Brief

Blason   Abdij Saint-Joseph de Clairval

F-21150 Flavigny-sur-Ozerain

Frankrijk


Downloaden als pdf
[Cette lettre en français]
[This letter in English]
[Dieser Brief auf deutsch]
[Esta carta en español]
[Questa lettera in italiano]
15 maart 2006
Vastentijd


Dierbare Vriend van de Abdij Saint-Joseph de Clairval,

Tijdens de Poolse opstand tegen de Russische bezetting, in 1863, had een Poolse cavalarist, Adam Chmielowski, door zijn ongelooflijke stoutmoedigheid de aandacht getrokken. Op 1 oktober 1864 stormt hij in galop door een woud. Wanneer hij midden in een kanonnade terecht komt voelt hij plotseling zoiets als een harde stokslag op zijn been en hij valt op de grond neer. Hij wordt naar een houthakkershut vervoerd waar hij korte tijd later wordt gevonden door met de tsaar geallieerde Finse jagers. De kapitein herkent de jonge cavalarist die zijn mannen menigmaal tot mikpunt hadden gekozen, maar zonder enig succes, zelfs zo dat vrienden en vijanden dachten dat hij onkwetsbaar was: «U had zeker een talisman, zei de kapitein tegen hem. Ik had het schapulier van Onze-Lieve-Vrouw op mijn borst», antwoordt Adam trots en kijkt hem recht in de ogen want hij weet goed dat hij van doen heeft met protestanten. Het verbrijzelde been is door necrose aangetast; het moet worden geamputeerd. «Wanneer? vraagt hij. Onmiddellijk. Prima, begint u maar!... Geef me een sigaar, om de tijd door te komen». De afschuwelijke operatie wordt zonder verdoving uitgevoerd. Adam wordt vervolgens naar een militair hospitaal gebracht in afwachting van een uitspraak over zijn verder lot. Met de hulp van een paar kornuiten slaagt hij erin, verborgen in een lijkkist, het hospitaal te verlaten.
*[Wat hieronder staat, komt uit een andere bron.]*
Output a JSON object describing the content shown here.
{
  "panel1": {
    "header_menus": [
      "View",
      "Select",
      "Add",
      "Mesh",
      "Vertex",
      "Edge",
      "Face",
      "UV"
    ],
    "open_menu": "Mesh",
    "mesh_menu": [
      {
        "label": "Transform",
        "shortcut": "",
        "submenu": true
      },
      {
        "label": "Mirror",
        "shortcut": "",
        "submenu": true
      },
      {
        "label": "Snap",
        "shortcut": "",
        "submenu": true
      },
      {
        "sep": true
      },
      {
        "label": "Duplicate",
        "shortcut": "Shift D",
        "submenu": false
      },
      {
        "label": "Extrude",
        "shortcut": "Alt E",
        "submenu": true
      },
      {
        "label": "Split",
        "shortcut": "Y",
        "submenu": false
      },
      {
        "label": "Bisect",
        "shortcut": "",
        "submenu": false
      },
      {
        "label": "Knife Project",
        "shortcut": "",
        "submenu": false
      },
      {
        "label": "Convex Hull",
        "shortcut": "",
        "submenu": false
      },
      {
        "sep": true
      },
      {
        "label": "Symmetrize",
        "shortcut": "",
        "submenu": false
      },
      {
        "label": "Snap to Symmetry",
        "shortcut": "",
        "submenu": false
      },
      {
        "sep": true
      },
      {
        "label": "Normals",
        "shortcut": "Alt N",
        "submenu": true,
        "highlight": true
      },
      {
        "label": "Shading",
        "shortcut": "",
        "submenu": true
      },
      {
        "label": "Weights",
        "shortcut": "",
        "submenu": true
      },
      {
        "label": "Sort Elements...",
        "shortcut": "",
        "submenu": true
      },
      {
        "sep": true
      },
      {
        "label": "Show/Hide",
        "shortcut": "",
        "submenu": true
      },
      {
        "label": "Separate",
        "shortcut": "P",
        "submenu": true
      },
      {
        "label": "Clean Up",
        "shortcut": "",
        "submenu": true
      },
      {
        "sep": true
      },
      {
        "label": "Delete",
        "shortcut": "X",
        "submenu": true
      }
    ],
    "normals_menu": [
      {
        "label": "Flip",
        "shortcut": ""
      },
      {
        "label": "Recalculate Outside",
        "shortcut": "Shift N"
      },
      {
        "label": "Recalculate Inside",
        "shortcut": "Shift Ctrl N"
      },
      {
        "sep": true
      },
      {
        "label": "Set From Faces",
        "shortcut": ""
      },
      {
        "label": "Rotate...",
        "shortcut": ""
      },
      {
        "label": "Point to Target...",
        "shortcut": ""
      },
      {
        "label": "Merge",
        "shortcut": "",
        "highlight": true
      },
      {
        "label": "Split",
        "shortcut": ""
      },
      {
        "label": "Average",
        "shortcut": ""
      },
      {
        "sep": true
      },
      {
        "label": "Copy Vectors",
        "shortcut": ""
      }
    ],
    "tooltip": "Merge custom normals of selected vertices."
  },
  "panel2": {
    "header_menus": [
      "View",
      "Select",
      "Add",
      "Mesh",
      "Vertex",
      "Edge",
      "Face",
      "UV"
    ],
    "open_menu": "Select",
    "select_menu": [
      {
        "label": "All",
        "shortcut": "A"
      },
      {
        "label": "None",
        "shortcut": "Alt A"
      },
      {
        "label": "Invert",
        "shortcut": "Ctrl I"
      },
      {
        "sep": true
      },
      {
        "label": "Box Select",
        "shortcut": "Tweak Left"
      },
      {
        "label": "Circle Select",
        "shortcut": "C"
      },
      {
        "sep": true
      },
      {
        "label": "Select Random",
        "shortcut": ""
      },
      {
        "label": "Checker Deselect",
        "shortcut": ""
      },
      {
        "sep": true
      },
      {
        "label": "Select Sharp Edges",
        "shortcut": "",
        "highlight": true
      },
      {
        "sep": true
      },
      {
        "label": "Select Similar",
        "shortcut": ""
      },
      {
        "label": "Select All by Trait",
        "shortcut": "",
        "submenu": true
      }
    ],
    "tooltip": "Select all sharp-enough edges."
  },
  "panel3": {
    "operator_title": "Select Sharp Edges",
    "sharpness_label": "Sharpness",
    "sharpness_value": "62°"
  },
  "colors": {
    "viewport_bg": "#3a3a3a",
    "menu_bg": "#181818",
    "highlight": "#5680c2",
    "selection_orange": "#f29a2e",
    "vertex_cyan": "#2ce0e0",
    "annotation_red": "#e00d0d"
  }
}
Adam is geboren op 20 augustus 1845 in Igolomia, in Polen. Na de opstand van 1863 volgt hij lessen op de school voor Schone Kunsten in Warschau. In 1868 is hij in Krakau waar hij regelmatig de familie Siemienska bezoekt. Hoewel trouw aan het geloof van zijn voorvaderen, staat meneer Siemienska zeer open voor de sciëntistische stromingen uit het westen. Zijn echtgenote is diep christelijk, bezit veel gezond verstand en Adam is erg onder de indruk van haar. In die tijd is het zeer in de mode tafels te laten draaien om «geesten op te roepen». Wanneer ze merkt dat de gasten van haar man zich met spiritistische praktijken inlaten, gaat mevrouw Siemienska om raad bij haar biechtvader want ze kan haar echtgenoot er niet van overtuigen dat hij een einde moet maken aan dat gevaarlijk vermaak. De priester adviseert haar haar rozenkrans te pakken en rustig te bidden en zich niet met de seances te bemoeien.

In tweeën gespleten

«Op een dag, zo vertelt Adam, zitten we rondom een grote eikenhouten tafel die zo zwaar is dat twee mannen haar nauwelijks kunnen verschuiven. Onder onze vingers begint ze te draaien en te wiebelen en antwoordt op onze vragen met korte, hevige slagen. Nog nooit was ze zo te keer gegaan... Mevrouw Siemienska hield het niet meer uit; ze stond plotsklaps op, kwam naar ons toe en wierp haar rozenkrans op de draaiende tafel. We hoorden toen zoiets als het afgaan van een pistool en de tafel stond meteen stil. Toen het licht weer was aangestoken zagen we dat ze in tweeën was gespleten; het dikke blad van massief eiken hout was over de hele diameter gebarsten, ondanks de krammen waarmee ze aan de onderkant bijeen werd gehouden. Sinds die dag hebben we ons nooit meer vermaakt met het laten draaien van tafels».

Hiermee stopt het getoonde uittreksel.